COPPA is a federal law that applies to website and online service operators that are directed to children under 13 years old or have actual knowledge that it collects personal information of children under 13.  Operators have to comply with certain key provisions aimed at protecting the privacy of young children including disclosing their privacy policies and obtaining verifiable parental consent before collecting, using, or disclosing children’s personal information.

Miniclip was a member of CARU for several years—from 2009 until 2015, when CARU terminated Miniclip’s participation. Even though it was no longer a member of CARU, Miniclip continued to represent that it was a member in fine print on its website, terms and conditions, and privacy policy.

The FTC brought an enforcement action against Miniclip, alleging that such representations constituted deceptive acts or practices in violation of Section 5 of the FTC Act. What’s interesting is that the FTC does not allege any actual violations of COPPA. For all we can tell, Miniclip was fully COPPA-compliant the entire time. The claim rests solely on Miniclip’s representations that it was a member of CARU when it wasn’t.

Followers of recent enforcement actions shouldn’t be too surprised though. Even in the absence of consumer harm, federal regulators have shown an appetite to go after companies that misstate their data collection practices.

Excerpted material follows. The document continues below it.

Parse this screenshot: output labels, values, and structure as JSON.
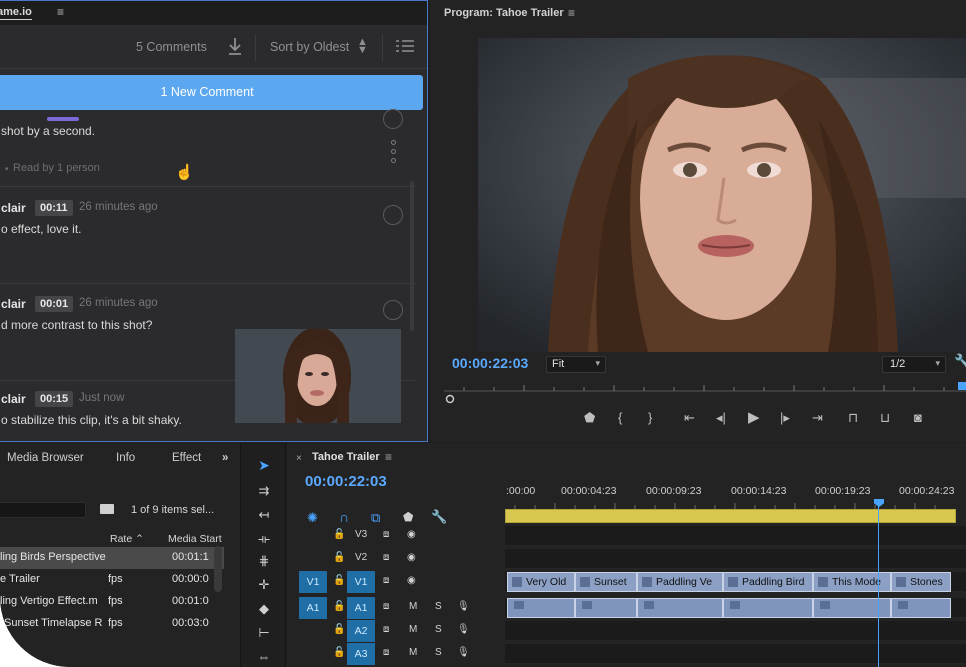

For example, the FTC recently settled claims against five companies over allegations they falsely claimed they were certified under the E.U.-U.S. Privacy Shield Framework. In addition, in 2016, the CFPB settled claims against Dwolla that rested in part on the company’s representations that its data security practices were PCI-DSS compliant when, in fact, they weren’t.

What’s the take-away here? Certainly lying about a set of data security standards you adhere to spells trouble. But it also reinforces the importance of a robust compliance program that routinely reviews marketing collateral for UDAP compliance issues. Reading between the lines, it seems that this wasn’t a case of Miniclip intentionally misrepresenting its continued participation in CARU. Indeed, Miniclip was, at one point, a member of CARU; it is likely the company had just failed to update its fine print to remove that representation.